As reported Tuesday, all 8th grade students at St. Cornelius School in Chadds Ford, Pennsylvania, received bulletproof inserts for their backpacks as a graduation gift. The gifts came from the inventor of the product.
While it might be said that the gift is simply a reflection of the times we live in, should it be? Is this our new normal?
At least one voice says no. Parkland school shooting survivor David Hogg responded to the story on Twitter, stating:
To my fellow young people, will will not let this be our kids’ graduation present."
Hogg and his fellow students began a campaign to end gun violence after the Valentine's Day shooting at their school, Marjory Stoneman Douglas High School in Parkland, Florida, took the lives of 17 people.

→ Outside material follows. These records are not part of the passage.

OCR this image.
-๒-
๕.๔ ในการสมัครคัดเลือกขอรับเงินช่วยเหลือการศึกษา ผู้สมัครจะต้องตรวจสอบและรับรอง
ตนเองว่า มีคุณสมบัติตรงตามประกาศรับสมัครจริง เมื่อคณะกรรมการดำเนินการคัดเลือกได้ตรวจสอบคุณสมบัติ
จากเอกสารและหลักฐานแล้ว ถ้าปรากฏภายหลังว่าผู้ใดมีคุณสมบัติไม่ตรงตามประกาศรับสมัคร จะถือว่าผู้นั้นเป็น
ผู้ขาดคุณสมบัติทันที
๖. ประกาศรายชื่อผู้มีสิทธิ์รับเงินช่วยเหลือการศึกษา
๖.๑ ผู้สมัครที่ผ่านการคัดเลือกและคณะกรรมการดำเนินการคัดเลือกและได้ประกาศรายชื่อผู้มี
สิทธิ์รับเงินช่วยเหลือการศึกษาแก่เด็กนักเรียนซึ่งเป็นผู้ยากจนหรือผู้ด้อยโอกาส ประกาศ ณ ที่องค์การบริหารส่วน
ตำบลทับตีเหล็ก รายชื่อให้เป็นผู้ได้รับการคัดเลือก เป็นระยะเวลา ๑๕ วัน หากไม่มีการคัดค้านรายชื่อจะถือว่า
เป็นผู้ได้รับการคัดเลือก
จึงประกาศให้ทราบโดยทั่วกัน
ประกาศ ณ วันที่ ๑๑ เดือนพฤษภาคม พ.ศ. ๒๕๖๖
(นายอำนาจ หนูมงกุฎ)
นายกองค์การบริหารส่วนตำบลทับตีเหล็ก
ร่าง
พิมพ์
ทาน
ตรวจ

After organizing a school walk-out one month after the shooting and marches around the globe March 24, 2018, the next step for the group includes registering young voters. To that end, Hogg and other leaders of the March for Our Lives organization plan to tour the United States holding voter registration events.
A prominent theme in the groups work, "The Young People Will Win" shows up throughout their tweets and other social media presence. The slogan features prominently on Hogg's Twitter profile.
Twitter profile of David Hogg (Twitter)
The group and slogan address the fact that little substantive happens after school shootings. Deciding enough was enough, the students took on the National Rifle Association and the gun industry.
Their desire is to move beyond thoughts and prayers for victims of mass shootings to real changes in how the United States attempts to curb gun violence. Their website, named for their March 2018 march, provides ways for people to take action and a link for registering to vote.
However Hogg and the rest of the student activists borne from the tragedy at their school are not without their critics. Conservative media personalities make it a habit to attack the students, just as they attacked, and continue to attack, the parents of the children murdered at the Sandy Hook elementary school in 2012.
Hogg and Emma Gonzalez are two of the more outspoken leaders and the biggest targets both online and in real life.
On a day that Hogg was in Washington D.C. receiving an award, someone called in a fake hostage situation at his family's home in Florida as a sometimes deadly prank known as swatting. Armed SWAT teams are usually deployed to active hostage situations.
As usual, Hogg's tweet about the normalizing of bulletproof accessories for school children drew online rage from some of his 821,000 Twitter followers. A percentage of those follow simply for opportunities to troll the young man who recently graduated from high school and just turned 18 in April.
However the trolls are in the minority on this thread as most people were shocked about supplying children with bulletproof school supplies.